Keep in mind that at-home antigen tests, which detect proteins called antigens from the virus, generally aren’t as reliable as molecular tests, such as polymerase chain reaction (PCR) and other nucleic acid amplification tests (NAATs) tests, which may be done at a doctor’s office or testing site.
When should I use them?
The CDC recommends that people with COVID symptoms test immediately after symptom onset then again 48 hours later if the first at-home test is negative. People with symptoms should also consider checking with a doctor about testing for other viral infections.

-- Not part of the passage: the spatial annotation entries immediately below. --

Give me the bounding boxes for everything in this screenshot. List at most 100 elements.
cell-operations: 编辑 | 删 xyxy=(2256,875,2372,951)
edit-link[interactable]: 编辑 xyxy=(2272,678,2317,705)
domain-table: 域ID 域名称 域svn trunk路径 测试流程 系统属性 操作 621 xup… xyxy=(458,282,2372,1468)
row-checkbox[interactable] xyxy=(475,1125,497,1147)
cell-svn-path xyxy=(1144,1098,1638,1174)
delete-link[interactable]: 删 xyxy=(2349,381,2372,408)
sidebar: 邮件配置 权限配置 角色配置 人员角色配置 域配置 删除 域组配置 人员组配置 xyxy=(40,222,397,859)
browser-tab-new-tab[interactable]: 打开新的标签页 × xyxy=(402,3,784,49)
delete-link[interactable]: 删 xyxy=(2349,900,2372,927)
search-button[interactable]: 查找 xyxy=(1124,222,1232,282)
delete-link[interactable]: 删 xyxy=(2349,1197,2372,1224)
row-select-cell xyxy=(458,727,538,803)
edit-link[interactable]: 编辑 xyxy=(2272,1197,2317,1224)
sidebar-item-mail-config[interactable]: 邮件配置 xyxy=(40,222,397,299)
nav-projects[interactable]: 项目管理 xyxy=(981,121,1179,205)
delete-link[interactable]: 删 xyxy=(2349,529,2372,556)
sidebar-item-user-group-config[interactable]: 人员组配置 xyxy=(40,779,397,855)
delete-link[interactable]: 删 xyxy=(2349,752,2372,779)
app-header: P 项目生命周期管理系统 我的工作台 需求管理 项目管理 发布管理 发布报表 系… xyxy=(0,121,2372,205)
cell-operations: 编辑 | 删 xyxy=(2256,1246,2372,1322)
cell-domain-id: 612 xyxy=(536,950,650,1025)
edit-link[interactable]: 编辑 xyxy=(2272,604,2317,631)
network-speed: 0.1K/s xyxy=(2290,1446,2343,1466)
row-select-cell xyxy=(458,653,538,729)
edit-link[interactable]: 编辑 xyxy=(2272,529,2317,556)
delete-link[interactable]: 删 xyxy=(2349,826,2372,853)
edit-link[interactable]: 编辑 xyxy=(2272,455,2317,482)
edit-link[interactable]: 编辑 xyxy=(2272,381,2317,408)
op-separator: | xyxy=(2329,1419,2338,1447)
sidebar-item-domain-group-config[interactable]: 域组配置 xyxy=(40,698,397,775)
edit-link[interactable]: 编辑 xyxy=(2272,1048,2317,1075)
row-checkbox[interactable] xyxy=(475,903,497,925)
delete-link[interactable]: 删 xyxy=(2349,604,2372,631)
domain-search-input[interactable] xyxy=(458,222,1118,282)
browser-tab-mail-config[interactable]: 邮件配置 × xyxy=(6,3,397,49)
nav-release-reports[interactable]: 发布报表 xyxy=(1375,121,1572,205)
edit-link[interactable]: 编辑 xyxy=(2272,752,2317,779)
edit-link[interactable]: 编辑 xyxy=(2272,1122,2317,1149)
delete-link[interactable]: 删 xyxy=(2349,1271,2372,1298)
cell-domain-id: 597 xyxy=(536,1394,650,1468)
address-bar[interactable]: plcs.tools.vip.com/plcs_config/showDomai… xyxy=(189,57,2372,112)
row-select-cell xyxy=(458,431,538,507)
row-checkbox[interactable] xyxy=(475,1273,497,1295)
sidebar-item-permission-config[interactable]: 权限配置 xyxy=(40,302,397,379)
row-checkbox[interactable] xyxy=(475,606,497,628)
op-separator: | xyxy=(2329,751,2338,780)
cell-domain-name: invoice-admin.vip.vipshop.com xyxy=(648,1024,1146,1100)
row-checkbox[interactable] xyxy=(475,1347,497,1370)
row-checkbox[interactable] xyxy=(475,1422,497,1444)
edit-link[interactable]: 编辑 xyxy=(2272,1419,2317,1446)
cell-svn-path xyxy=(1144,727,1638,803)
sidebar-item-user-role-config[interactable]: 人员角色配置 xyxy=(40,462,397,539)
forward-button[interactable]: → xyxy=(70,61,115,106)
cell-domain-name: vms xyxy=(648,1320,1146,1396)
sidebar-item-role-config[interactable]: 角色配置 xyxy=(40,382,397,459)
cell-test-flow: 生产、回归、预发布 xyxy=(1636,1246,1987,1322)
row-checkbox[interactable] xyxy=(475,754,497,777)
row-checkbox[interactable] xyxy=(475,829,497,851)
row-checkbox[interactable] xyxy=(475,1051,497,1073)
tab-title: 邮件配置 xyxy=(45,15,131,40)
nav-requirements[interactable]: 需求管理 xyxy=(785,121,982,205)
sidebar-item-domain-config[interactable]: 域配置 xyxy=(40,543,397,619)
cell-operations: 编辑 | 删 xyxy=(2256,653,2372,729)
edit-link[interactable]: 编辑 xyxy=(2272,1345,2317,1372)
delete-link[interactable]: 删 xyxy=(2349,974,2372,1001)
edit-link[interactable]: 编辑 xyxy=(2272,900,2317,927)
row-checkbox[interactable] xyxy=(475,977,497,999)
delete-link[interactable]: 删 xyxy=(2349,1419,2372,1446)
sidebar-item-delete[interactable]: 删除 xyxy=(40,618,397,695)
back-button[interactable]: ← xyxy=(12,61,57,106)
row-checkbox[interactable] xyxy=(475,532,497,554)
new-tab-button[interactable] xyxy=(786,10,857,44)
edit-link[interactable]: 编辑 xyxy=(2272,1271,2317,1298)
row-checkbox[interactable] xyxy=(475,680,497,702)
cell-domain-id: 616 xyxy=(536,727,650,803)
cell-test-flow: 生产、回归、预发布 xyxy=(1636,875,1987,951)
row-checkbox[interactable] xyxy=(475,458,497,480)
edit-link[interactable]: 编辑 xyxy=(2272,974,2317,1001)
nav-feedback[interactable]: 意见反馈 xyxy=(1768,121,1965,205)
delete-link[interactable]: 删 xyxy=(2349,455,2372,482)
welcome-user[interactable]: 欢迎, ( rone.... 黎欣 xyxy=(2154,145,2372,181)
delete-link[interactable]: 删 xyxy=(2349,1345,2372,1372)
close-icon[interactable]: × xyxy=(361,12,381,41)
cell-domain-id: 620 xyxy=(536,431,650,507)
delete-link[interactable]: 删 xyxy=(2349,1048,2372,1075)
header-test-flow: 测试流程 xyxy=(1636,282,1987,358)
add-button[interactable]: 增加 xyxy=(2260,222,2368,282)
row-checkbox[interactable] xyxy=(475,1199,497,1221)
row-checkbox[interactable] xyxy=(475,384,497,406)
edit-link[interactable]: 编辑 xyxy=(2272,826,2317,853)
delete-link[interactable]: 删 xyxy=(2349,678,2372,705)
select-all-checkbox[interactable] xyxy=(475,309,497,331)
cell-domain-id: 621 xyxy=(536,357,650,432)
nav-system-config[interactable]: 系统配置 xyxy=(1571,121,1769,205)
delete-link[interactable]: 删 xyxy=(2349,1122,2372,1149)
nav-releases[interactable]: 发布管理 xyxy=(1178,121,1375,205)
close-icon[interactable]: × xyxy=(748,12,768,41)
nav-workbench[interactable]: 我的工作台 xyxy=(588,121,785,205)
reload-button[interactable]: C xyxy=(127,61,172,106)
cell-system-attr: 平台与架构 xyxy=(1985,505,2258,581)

For those who have been exposed to the virus, the CDC recommends testing three times: once at least 5 full days after their exposure, a second time 48 hours later, and a third time 48 hours after that, if the first two tests are negative.
What if I’m positive?
If you tested positive for COVID-19 or have symptoms, experts say you should stay home and isolate for five days — whatever your vaccination status.
What if they get cold?
Tests may not be reliable if they are cold, so it’s important to bring them in from mailboxes as soon as possible. If a test has been delivered to you in below freezing temperatures, allow it to remain unopened at room temperature for at least two hours.
Once at room temperature, the test can be performed according to the instructions. For more information visit this webpage.
What about my old tests?
Typically, tests should be discarded after the expiration dates printed on the packaging.
However, expiration dates have been extended on many nearly-forgotten tests in hallway closets and bathroom cupboards, so Michiganders should check this list of tests before discarding them.
Where can I get a COVID vaccine?
The U.S. Centers for Disease Control and Prevention recommended newly formulated COVID vaccines for children 6 months and older and adults.
Michiganders can find a list of vaccine providers, searchable by zip code, at www.vaccines.gov. Among the providers are family doctors, clinics, and major pharmacy chains, including Walgreens, Rite Aid, CVS, Kroger, and Meijer.
Bridge writer Mike Wilkinson contributed to this report.